"'You dance like the devil himself,' were his words, 'but you had better not dance again with Madame Angélique or you may find yourself in the devil's company. We have other uses in Quebec for you than this, and your native Scottish wisdom will convince you of it without more ado.'
"Well, the thing was done, the harm or good of it, for one cannot always act with deliberation, and never, I should say, when Madame Angélique beckons, for she is a witch incarnate. Rarely is it any use revising what has been done, and, frankly, I would not have missed that dance even if it were to have cost me my head.

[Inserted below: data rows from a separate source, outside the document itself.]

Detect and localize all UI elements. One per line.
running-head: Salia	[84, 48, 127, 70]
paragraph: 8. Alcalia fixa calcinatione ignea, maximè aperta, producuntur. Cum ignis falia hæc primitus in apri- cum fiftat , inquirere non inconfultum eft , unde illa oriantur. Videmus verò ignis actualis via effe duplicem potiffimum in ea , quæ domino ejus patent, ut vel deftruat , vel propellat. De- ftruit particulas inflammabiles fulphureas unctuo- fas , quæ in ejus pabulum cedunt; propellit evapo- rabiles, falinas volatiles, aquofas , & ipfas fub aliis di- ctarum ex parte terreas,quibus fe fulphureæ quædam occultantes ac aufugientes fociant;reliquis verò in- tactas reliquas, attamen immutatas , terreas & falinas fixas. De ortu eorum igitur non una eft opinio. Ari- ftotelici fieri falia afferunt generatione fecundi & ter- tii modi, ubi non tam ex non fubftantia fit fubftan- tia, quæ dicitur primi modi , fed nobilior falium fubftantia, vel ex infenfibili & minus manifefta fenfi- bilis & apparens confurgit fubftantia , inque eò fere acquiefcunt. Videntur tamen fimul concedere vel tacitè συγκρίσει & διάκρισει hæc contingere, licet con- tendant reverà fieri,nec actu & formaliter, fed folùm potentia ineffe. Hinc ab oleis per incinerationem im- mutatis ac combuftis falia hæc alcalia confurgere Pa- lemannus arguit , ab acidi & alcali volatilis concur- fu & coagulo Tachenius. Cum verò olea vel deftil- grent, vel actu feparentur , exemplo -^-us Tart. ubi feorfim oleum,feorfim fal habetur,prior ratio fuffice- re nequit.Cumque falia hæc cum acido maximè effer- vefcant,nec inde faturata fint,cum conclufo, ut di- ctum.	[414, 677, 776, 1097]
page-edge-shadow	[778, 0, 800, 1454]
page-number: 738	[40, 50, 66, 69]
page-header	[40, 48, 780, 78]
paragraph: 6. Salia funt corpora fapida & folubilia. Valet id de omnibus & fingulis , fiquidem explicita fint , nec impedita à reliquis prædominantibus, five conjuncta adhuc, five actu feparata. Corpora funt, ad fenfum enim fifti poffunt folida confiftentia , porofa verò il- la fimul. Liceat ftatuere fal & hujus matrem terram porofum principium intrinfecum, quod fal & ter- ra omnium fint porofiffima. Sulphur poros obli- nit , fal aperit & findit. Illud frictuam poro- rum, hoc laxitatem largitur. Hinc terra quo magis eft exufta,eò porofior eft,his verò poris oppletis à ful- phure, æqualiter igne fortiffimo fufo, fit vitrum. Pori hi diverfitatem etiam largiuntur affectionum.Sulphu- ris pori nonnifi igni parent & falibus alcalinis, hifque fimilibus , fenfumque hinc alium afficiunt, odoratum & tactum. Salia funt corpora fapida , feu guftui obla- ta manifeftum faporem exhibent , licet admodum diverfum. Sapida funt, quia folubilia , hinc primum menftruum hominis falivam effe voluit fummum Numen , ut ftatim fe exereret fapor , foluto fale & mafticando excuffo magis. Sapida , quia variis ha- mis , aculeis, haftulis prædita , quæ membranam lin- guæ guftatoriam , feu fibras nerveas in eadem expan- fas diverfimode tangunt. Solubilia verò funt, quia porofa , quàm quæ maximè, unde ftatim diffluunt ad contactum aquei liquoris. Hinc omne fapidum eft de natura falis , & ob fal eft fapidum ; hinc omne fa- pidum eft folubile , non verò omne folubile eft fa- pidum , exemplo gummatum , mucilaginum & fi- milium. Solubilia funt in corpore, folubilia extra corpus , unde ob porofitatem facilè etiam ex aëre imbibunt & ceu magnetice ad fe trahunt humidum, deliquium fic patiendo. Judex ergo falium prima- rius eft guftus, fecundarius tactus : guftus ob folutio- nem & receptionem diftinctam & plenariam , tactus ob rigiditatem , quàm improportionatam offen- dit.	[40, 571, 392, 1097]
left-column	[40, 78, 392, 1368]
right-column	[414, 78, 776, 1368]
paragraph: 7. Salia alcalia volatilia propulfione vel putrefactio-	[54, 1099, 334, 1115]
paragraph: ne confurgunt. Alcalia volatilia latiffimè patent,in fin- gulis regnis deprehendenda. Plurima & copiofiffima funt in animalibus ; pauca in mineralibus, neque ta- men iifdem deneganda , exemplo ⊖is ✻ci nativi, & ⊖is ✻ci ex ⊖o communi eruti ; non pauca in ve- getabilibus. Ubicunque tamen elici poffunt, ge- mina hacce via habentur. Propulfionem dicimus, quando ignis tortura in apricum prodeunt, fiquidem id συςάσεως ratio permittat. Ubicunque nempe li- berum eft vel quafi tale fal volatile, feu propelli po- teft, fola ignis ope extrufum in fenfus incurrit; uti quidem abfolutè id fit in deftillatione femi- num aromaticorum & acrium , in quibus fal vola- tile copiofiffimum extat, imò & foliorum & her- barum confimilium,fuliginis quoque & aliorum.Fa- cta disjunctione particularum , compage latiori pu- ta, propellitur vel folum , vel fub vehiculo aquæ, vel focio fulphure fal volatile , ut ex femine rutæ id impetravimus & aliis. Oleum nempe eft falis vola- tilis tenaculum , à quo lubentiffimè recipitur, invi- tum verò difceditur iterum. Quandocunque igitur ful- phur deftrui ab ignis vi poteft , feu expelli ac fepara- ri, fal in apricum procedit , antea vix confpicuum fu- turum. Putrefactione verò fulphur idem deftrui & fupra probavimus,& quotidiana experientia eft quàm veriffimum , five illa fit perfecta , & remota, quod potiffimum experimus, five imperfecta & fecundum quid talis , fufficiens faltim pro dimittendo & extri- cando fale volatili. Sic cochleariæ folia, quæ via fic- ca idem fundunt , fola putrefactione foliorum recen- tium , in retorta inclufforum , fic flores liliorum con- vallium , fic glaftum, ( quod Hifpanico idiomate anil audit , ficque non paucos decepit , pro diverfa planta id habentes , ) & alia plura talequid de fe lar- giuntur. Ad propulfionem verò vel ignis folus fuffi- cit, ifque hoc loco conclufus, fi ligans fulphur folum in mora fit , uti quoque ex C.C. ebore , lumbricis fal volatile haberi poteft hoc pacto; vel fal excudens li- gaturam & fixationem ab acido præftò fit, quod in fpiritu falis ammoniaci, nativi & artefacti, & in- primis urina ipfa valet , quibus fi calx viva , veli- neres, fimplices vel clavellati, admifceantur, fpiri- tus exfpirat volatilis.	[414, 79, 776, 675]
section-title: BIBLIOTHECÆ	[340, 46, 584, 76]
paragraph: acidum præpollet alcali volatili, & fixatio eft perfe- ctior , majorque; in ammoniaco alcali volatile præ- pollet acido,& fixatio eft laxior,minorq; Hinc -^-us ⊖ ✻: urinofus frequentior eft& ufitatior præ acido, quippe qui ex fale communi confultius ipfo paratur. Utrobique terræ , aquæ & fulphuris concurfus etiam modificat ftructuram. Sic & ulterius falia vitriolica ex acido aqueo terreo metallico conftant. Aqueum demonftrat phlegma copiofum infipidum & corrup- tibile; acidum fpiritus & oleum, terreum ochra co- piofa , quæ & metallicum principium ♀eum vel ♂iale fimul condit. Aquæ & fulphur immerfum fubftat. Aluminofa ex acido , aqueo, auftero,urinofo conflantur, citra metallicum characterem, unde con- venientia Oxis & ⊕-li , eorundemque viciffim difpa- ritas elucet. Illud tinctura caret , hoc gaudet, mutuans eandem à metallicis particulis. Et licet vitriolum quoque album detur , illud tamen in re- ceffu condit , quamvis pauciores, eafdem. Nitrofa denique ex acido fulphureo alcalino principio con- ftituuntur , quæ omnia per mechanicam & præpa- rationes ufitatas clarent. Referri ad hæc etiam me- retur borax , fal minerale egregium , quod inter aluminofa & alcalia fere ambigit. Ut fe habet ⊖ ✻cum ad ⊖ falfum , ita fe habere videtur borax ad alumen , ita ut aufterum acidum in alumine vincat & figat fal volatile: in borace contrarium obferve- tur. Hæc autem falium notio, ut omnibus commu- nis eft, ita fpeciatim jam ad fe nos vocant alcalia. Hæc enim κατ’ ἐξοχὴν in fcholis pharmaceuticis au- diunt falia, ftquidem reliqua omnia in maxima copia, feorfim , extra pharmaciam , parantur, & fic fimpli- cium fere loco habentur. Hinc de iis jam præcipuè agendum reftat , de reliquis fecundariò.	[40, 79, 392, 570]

At the moment I am not sure whether or not it has cost me my heart; temporarily, shall I say, keeping on the safe side of truth?
"Anyhow, my dear Captain Ian Gordon, you will be made aware by these greetings, should they reach you in the goodness of time, and the friend who carries them, that I am having an experience which agrees with me, and so I sign myself with the more heartiness,
"Your very faithful
"JOCK FARQUHARSON OF INVEREY."
XVI—The Wooin' O't!
There are two kinds of people who make a difference in our lives when they leave us: those we like and who like us, and those we do not like and who dislike us, for that is one way in which the world wags.
We feel, in the first case, a quick sadness, we dwell on happy memories, now tinted to a soft melancholy, and we ask ourselves, "Have we been all to them we could have been, and they the most to us?"
Our feeling in the second case is one of relief, coupled with the passing of an influence which, if not sympathetic, may yet have been a stimulus to us. Something that has been roused in our nature, goes back into its hidden place with the cause which unhappily called it out, rivalry, perhaps. It is a whip that may carry you to the top of a hill when otherwise, tempted by a warm sun and a soft wind, you might recline on a half-way bank of heather. Ah! it is good to day-dream at the sun, our Highland sun, which plays hide-and-seek with the sailing clouds.
But, may be, the incomplete parting is the best, that which has many things unsaid, silences which are not silent; because it leaves room for the imagination, lets us gild the picture in the roses of hope.
The going of the Black Colonel had meant a difference for myself certainly, and also, I could suppose, for Marget and her mother. But it was a mixture of the two feelings which I have suggested, because, in a fashion, I had a regard for the man, as well as something else, and to the ladies of the Dower House he was both the kinsman and the venturer who wanted to be more. I admired his manly qualities and was willing to clothe the others in a veil, as long as he did not make that impossible. They had the bond of family with him, a quiet pride in his championage of the Stuart side, which had been theirs, and, well, they wished no more of him. But what, perhaps, we mostly felt, Marget and I, without daring for a moment to confess as much, was that some element which kept us apart, and might, unhappily, even divide us, had passed across the sea to the New World with the Black Colonel.